Das Resultat war eindeutig. „In jeder der drei deutschen Profiligen wiesen die Akademiker ohne Profi-Background einen signifikant besseren Punkteschnitt auf“, sagt Kaß. An diesem Fakt käme man nicht vorbei.

In der Wirklichkeit werde dies in seiner Wahrnehmung „in so ziemlich allen Managementetagen ausgeblendet, was die Klubs viel Geld koste und eine Menge Probleme nach sich ziehe.“ Noch immer seien langjährige persönliche Beziehungen die Basis, auf der Trainerverpflichtungen stattfinden würden. Subjektive Einschätzungen, die eine hohe Trainerfluktuation zur Folge hätten, sagt Kaß, der 2021/22 die U17 des SC Fortuna Köln betreute und aktuell als „Strategischer Berater“ des Südstadt-Klubs tätig ist.

Das Chaos auf Schalke etwa, wo aus meiner Sicht in jüngster Zeit ohne Sinn und Verstand Trainer verpflichtet wurden, war hausgemacht
Philipp Kaß

Dabei ließen sich mittels Algorithmus, folgenschwere, kostspielige Fehlentscheidungen minimieren, so Kaß. „Das Chaos auf Schalke etwa, wo aus meiner Sicht in jüngster Zeit ohne Sinn und Verstand Trainer verpflichtet wurden, war hausgemacht. Auf ein wissenschaftlich fundiertes Ergebnis zurückzugreifen, wäre die bessere Variante gewesen und hätte Schalke eine Menge Geld und Ärger erspart.“

1. FC Köln und Steffen Baumgart passen gut zusammen

Dass der 1. FC Köln Steffen Baumgart als Cheftrainer verpflichtet hat, sei ein „glücklicher Griff“ gewesen. Der ehemalige Trainer des SC Paderborn 07 wäre laut „CoachPass Algorithmus“ auch der passende Kandidat für den Hamburger SV oder den FC Schalke 04. Eine weit überdurchschnittliche Passung unter allen Profifußball-Trainern wiesen Christian Streich (SC Freiburg), Frank Schmidt (1. FC Heidenheim) und, für einige überraschend, Julian Nagelsmann (FC Bayern München) auf.

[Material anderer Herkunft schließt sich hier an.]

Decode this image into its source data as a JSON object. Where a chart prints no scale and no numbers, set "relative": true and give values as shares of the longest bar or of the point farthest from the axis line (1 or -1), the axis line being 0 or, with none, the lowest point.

In Zeiten zunehmender Kostensensibilität scheint Kaß den Nerv der Zeit getroffen zu haben. Mit weiteren drei Klubs aus der Bundesliga sei er im Austausch. Das Interesse an datenbasierten Entscheidungen nehme zu, meint Kaß.

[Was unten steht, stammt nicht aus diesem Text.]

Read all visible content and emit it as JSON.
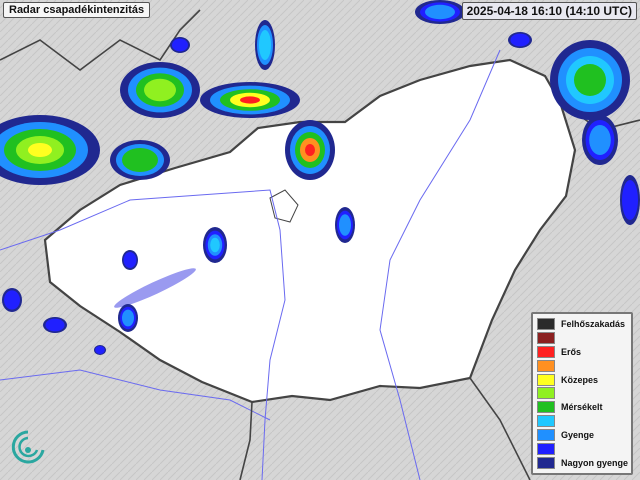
{
  "title": "Radar csapadékintenzitás",
  "timestamp": "2025-04-18 16:10 (14:10 UTC)",
  "legend": [
    {
      "label": "Felhőszakadás",
      "color": "#2b2b2b"
    },
    {
      "label": "",
      "color": "#8b2020"
    },
    {
      "label": "Erős",
      "color": "#ff2020"
    },
    {
      "label": "",
      "color": "#ff9020"
    },
    {
      "label": "Közepes",
      "color": "#ffff20"
    },
    {
      "label": "",
      "color": "#90f020"
    },
    {
      "label": "Mérsékelt",
      "color": "#20c020"
    },
    {
      "label": "",
      "color": "#20c8ff"
    },
    {
      "label": "Gyenge",
      "color": "#2090ff"
    },
    {
      "label": "",
      "color": "#2020ff"
    },
    {
      "label": "Nagyon gyenge",
      "color": "#202890"
    }
  ],
  "colors": {
    "land": "#ffffff",
    "background": "#d8d8d8",
    "rivers": "#6a6af0",
    "borders": "#444444"
  }
}
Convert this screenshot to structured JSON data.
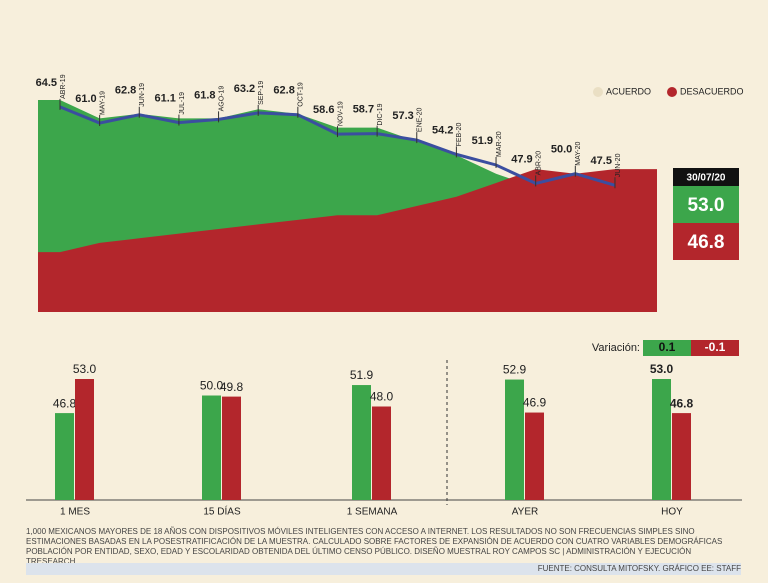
{
  "chart_data": [
    {
      "type": "area_line",
      "categories": [
        "ABR-19",
        "MAY-19",
        "JUN-19",
        "JUL-19",
        "AGO-19",
        "SEP-19",
        "OCT-19",
        "NOV-19",
        "DIC-19",
        "ENE-20",
        "FEB-20",
        "MAR-20",
        "ABR-20",
        "MAY-20",
        "JUN-20"
      ],
      "series": [
        {
          "name": "ACUERDO",
          "color": "#3ca64b",
          "legend_color": "#eadfc4",
          "values": [
            66,
            62,
            63,
            62,
            62,
            64,
            63,
            60,
            60,
            57,
            54,
            50,
            47,
            49,
            47
          ]
        },
        {
          "name": "DESACUERDO",
          "color": "#b3262c",
          "legend_color": "#b3262c",
          "values": [
            33,
            35,
            36,
            37,
            38,
            39,
            40,
            41,
            41,
            43,
            45,
            48,
            51,
            50,
            51
          ]
        }
      ],
      "line": {
        "color": "#3b4ea0",
        "values": [
          64.5,
          61,
          62.8,
          61.1,
          61.8,
          63.2,
          62.8,
          58.6,
          58.7,
          57.3,
          54.2,
          51.9,
          47.9,
          50,
          47.5
        ],
        "value_labels": [
          "64.5",
          "61.0",
          "62.8",
          "61.1",
          "61.8",
          "63.2",
          "62.8",
          "58.6",
          "58.7",
          "57.3",
          "54.2",
          "51.9",
          "47.9",
          "50.0",
          "47.5"
        ]
      },
      "ylim": [
        20,
        66
      ],
      "latest": {
        "date": "30/07/20",
        "values": [
          53,
          46.8
        ],
        "value_labels": [
          "53.0",
          "46.8"
        ]
      }
    },
    {
      "type": "bar",
      "categories": [
        "1 MES",
        "15 DÍAS",
        "1 SEMANA",
        "AYER",
        "HOY"
      ],
      "series": [
        {
          "name": "ACUERDO",
          "color": "#3ca64b",
          "values": [
            46.8,
            50,
            51.9,
            52.9,
            53
          ],
          "value_labels": [
            "46.8",
            "50.0",
            "51.9",
            "52.9",
            "53.0"
          ]
        },
        {
          "name": "DESACUERDO",
          "color": "#b3262c",
          "values": [
            53,
            49.8,
            48,
            46.9,
            46.8
          ],
          "value_labels": [
            "53.0",
            "49.8",
            "48.0",
            "46.9",
            "46.8"
          ]
        }
      ],
      "ylim": [
        31,
        55
      ],
      "variation": {
        "label": "Variación:",
        "values": [
          0.1,
          -0.1
        ]
      }
    }
  ],
  "footnote": "1,000 MEXICANOS MAYORES DE 18 AÑOS CON DISPOSITIVOS MÓVILES INTELIGENTES CON ACCESO A INTERNET. LOS RESULTADOS NO SON FRECUENCIAS SIMPLES SINO ESTIMACIONES BASADAS EN LA POSESTRATIFICACIÓN DE LA MUESTRA. CALCULADO SOBRE FACTORES DE EXPANSIÓN DE ACUERDO CON CUATRO VARIABLES DEMOGRÁFICAS POBLACIÓN POR ENTIDAD, SEXO, EDAD Y ESCOLARIDAD OBTENIDA DEL ÚLTIMO CENSO PÚBLICO. DISEÑO MUESTRAL ROY CAMPOS SC | ADMINISTRACIÓN Y EJECUCIÓN TRESEARCH.",
  "source": "FUENTE: CONSULTA MITOFSKY. GRÁFICO EE: STAFF"
}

Detaillierte Angaben zum genauen Inhalt des Algorithmus‘ lassen sich dem Professor nicht entlocken. Er sei ein wissentlich validiertes Messinstrument, in dem viel Know-how stecke, das die Fehlerwahrscheinlichkeiten in der Bewertung und Verpflichtung eines Trainers erheblich reduziere.